Government needs to address market failures in upcoming budget – Caritas Director
● Redistribution of wealth, rent regulation, ensuring good quality of life for low-income earners among top expectations for upcoming budget by various key members of civil society
Helena Grech Caritas Director Leonid McKay believes the government needs to address market failures especially in the rental market.
The Malta Independent on Sunday contacted various key members in civil society to hear what they think the government should focus on in the upcoming budget. Finance Minister Edward Scicluna has already spoken of budget measures to improve infrastructure, fight tax evasion, health, education and some form of rent regulation.
Chiefly, Caritas believes that the government should focus on the redistribution of wealth in order to tackle income inequality.
“For us [Caritas], this is an opportunity to focus on distribution of wealth. Under the current economic circumstances, the economy is experiencing a robust economic growth and Caritas Malta anticipates a budget where redistribution of wealth is a top priority.

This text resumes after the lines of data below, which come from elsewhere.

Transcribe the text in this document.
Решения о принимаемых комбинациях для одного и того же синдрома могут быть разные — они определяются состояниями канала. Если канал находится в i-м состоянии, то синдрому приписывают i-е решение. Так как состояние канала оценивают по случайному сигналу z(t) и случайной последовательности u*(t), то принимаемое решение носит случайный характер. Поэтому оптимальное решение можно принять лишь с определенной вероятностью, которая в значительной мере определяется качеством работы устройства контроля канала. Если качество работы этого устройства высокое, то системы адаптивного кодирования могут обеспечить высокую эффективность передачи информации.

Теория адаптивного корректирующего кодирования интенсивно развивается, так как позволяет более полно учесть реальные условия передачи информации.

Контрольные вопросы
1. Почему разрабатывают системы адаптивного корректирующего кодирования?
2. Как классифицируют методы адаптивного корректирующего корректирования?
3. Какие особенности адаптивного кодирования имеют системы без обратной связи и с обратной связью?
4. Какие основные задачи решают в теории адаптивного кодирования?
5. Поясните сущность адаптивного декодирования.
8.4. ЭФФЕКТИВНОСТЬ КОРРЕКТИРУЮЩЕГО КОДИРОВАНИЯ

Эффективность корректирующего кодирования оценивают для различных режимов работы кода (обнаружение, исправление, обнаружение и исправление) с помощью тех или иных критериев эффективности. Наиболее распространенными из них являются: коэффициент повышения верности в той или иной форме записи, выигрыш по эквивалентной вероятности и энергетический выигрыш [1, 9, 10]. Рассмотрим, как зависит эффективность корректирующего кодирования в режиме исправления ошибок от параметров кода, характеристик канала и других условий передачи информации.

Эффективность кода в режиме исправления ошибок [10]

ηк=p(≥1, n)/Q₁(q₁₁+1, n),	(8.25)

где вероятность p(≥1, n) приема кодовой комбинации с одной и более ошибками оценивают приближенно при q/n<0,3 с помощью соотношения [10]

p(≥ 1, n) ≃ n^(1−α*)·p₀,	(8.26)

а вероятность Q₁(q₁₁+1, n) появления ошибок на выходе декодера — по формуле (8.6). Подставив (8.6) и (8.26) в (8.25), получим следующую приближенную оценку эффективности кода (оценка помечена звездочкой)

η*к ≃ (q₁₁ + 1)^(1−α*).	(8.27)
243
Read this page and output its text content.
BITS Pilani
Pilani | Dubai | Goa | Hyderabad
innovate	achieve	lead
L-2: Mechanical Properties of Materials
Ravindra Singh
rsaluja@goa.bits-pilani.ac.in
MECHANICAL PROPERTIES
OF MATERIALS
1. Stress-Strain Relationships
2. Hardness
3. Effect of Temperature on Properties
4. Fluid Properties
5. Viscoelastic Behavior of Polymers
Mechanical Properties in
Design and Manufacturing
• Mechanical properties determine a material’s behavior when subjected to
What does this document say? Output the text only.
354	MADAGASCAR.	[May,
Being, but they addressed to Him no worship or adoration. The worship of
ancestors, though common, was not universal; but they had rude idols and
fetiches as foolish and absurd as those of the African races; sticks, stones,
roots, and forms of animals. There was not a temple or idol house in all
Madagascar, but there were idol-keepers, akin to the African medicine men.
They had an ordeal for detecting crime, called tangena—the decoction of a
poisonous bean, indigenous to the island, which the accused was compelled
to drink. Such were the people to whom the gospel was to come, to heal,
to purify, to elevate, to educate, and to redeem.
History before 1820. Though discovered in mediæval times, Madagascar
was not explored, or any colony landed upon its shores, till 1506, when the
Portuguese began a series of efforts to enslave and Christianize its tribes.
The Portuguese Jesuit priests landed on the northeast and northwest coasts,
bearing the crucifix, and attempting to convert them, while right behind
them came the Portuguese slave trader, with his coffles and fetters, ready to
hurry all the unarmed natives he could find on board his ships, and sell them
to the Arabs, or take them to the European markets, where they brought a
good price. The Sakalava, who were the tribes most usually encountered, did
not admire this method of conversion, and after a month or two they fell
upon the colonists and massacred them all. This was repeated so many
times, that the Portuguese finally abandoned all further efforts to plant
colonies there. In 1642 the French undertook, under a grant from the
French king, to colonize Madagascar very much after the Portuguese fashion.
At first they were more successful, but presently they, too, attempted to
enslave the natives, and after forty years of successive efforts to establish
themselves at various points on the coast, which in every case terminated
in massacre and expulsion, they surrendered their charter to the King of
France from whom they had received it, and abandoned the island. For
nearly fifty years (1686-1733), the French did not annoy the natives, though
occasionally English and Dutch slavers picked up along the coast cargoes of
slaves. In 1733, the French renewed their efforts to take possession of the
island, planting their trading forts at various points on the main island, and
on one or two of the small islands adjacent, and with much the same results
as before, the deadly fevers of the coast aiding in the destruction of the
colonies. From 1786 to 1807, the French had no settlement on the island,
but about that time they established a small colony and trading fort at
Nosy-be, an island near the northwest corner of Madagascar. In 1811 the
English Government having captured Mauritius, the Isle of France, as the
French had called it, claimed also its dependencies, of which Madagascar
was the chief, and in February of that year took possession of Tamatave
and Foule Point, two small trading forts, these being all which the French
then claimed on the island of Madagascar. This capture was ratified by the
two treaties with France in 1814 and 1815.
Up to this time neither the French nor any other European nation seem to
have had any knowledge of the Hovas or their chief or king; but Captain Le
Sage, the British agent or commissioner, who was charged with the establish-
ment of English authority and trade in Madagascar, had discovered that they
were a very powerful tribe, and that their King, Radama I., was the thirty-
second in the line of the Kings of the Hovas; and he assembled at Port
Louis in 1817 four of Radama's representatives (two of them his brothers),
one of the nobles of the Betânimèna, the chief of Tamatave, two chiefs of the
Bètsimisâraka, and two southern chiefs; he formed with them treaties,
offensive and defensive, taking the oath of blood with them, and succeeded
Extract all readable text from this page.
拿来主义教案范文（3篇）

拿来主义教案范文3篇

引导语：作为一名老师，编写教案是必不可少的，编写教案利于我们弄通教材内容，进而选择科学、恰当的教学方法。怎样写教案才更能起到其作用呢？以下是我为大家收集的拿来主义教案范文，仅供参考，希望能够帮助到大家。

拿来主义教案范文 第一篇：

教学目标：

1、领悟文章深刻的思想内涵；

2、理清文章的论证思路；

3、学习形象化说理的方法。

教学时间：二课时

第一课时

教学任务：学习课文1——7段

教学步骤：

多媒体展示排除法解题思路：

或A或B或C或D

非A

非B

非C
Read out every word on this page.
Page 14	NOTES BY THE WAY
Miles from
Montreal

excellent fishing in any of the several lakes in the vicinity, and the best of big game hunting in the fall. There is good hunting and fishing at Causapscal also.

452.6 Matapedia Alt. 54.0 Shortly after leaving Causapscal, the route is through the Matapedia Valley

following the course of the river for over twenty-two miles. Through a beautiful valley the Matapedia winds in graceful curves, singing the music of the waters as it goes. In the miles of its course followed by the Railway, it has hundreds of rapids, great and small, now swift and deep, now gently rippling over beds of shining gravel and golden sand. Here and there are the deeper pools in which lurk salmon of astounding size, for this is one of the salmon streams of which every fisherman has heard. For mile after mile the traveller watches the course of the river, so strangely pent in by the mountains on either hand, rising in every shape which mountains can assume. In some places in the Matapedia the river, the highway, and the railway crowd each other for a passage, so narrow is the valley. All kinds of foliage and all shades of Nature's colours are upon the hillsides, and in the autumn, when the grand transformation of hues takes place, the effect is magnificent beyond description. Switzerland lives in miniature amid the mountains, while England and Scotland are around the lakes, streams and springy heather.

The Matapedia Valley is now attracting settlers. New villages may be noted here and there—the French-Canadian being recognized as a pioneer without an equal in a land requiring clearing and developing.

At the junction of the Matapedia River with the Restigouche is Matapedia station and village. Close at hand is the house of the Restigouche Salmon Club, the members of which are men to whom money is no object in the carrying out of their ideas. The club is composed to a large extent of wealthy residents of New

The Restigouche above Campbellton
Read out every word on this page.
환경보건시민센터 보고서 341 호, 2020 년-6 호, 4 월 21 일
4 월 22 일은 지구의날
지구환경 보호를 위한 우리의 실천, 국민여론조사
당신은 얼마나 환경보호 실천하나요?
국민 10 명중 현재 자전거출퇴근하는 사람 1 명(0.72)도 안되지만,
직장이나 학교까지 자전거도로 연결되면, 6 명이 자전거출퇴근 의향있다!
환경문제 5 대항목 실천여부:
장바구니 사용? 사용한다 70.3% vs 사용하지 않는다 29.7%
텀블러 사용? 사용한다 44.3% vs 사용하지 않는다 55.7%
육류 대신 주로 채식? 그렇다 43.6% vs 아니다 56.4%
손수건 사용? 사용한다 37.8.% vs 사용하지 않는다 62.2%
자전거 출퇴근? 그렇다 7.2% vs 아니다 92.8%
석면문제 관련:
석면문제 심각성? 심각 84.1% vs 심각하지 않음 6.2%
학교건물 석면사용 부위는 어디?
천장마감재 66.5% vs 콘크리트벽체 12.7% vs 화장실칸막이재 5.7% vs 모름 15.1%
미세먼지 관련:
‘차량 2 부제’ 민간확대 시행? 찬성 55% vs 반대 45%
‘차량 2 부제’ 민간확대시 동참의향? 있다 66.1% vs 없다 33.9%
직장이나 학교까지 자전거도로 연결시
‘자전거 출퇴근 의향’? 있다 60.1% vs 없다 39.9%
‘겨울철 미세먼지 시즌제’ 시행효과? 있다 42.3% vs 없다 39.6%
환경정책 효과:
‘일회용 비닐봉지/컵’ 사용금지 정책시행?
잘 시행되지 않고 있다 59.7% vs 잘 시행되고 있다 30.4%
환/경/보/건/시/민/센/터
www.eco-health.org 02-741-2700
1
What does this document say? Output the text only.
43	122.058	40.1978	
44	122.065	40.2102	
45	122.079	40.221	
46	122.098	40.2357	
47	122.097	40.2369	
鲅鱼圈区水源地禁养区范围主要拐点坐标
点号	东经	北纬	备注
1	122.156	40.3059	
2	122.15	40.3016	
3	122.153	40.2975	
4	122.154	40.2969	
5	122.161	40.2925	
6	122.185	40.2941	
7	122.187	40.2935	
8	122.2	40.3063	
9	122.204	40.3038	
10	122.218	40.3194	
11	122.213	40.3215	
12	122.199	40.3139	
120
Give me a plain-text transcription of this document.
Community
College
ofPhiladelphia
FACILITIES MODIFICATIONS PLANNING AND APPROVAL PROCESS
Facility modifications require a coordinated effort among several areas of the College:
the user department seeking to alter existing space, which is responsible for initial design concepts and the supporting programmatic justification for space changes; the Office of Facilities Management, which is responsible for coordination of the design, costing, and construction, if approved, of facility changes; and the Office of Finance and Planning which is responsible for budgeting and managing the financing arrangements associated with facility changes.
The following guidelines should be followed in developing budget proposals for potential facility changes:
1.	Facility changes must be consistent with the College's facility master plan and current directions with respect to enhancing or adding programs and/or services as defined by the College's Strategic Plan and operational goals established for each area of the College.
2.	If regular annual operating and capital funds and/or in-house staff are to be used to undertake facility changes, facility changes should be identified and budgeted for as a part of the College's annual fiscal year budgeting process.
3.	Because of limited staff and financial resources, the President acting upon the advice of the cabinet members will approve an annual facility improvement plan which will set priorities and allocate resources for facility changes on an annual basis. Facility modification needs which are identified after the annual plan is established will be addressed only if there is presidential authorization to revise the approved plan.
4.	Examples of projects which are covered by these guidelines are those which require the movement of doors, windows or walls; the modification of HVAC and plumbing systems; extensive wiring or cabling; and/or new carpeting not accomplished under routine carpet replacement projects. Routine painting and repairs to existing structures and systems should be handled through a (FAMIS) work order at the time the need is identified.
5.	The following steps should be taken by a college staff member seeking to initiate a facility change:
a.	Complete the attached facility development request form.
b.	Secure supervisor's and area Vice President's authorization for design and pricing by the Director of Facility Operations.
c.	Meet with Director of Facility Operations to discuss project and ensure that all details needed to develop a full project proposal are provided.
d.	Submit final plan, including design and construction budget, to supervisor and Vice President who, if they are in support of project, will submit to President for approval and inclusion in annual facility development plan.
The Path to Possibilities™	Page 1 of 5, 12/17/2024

“We want to see wealth spread in a more just way, in a way where the lowest income earners feel an improvement in their lives. Indirectly, we are addressing income inequality.
“It is a principle we really believe in. We assess the budget from a ‘Caritas’ point of view, on how will it affect disposable income to the most vulnerable.
“In our reaction to last year’s budget, we said that this is giving a voice to the little man and is the first step. We are expecting the second step – this is when there is focus on these policy areas: social housing – allocating a large budget to social housing, market failure in the commercial rent market, an increase in non-contributory social benefits.
“Government has the obligation to redress market failures, with concrete solutions for decent and af- fordable housing in the commercial rental market.
“Non-contributory social benefits which ensure that those people who cannot work receive adequate benefits that are calculated on a basket of essential goods. It is not just wages that have to be adequate, but also the social benefits. Some people literally cannot work, and they need a decent income.
“There are others who are on social benefits, because for some reason it does not pay them to work. There is a tapering system that is already present; we hope this remains in place as it helps incentivise them to go out to work.”
Alleanza Kontra l-Faqar chairman Charles Miceli also spoke about rent regulation. He went a step further saying that there needs to be some mechanism where a contract entered into by a tenant and a landlord covers a period of years, and within that time the rent can only be increased by, for example, a cost of living adjustment.
He said that this would give peace of mind to many families who struggle to get by.
“Wages need to be reviewed, as well as benefits especially for pensioners. Government needs to carry out an exercise, like Caritas did, to find out how much a single person needs to exist, and pay out benefits/pensions based on this.”
University lecturer and academic Dr Marie Briguglio
A vocal activist against increased congestion and the prioritisation of vehicles over pedestrians, Briguglio had this to say:
“Every year, the budget presents us with a wonderful opportunity to stimulate some economic activities and to tame others. There are some obvious areas where the market has under-performed: provision of public infrastructure, creation of open recreational spaces, community activities, housing for lower income households, catering for healthy lifestyles.
“This is where the government should be spending money, giving incentives. But there are also some areas where the free market has overdone it: cars, construction and congestion.
“Governments have not only systematically failed to rein in certain activities but, on the contrary, have often stimulated them through hidden subsidies.
“It is high time that the number of cars on the road is reduced (sensitively designed circulation, congestion, parking charges), and obstructions (encroachment charges), and to complement this with incentives to walk, cycle, work from home, stay local, car-pool or bus-it.
“The use of taxes and charges, grants and subsidies are not just a way for government to collect and redistribute income from rich to poor, but also a way to steer the economy away from over-heated, polluting, extractive sectors towards sectors that give us quality of life in the short-term and sustain in the longterm.”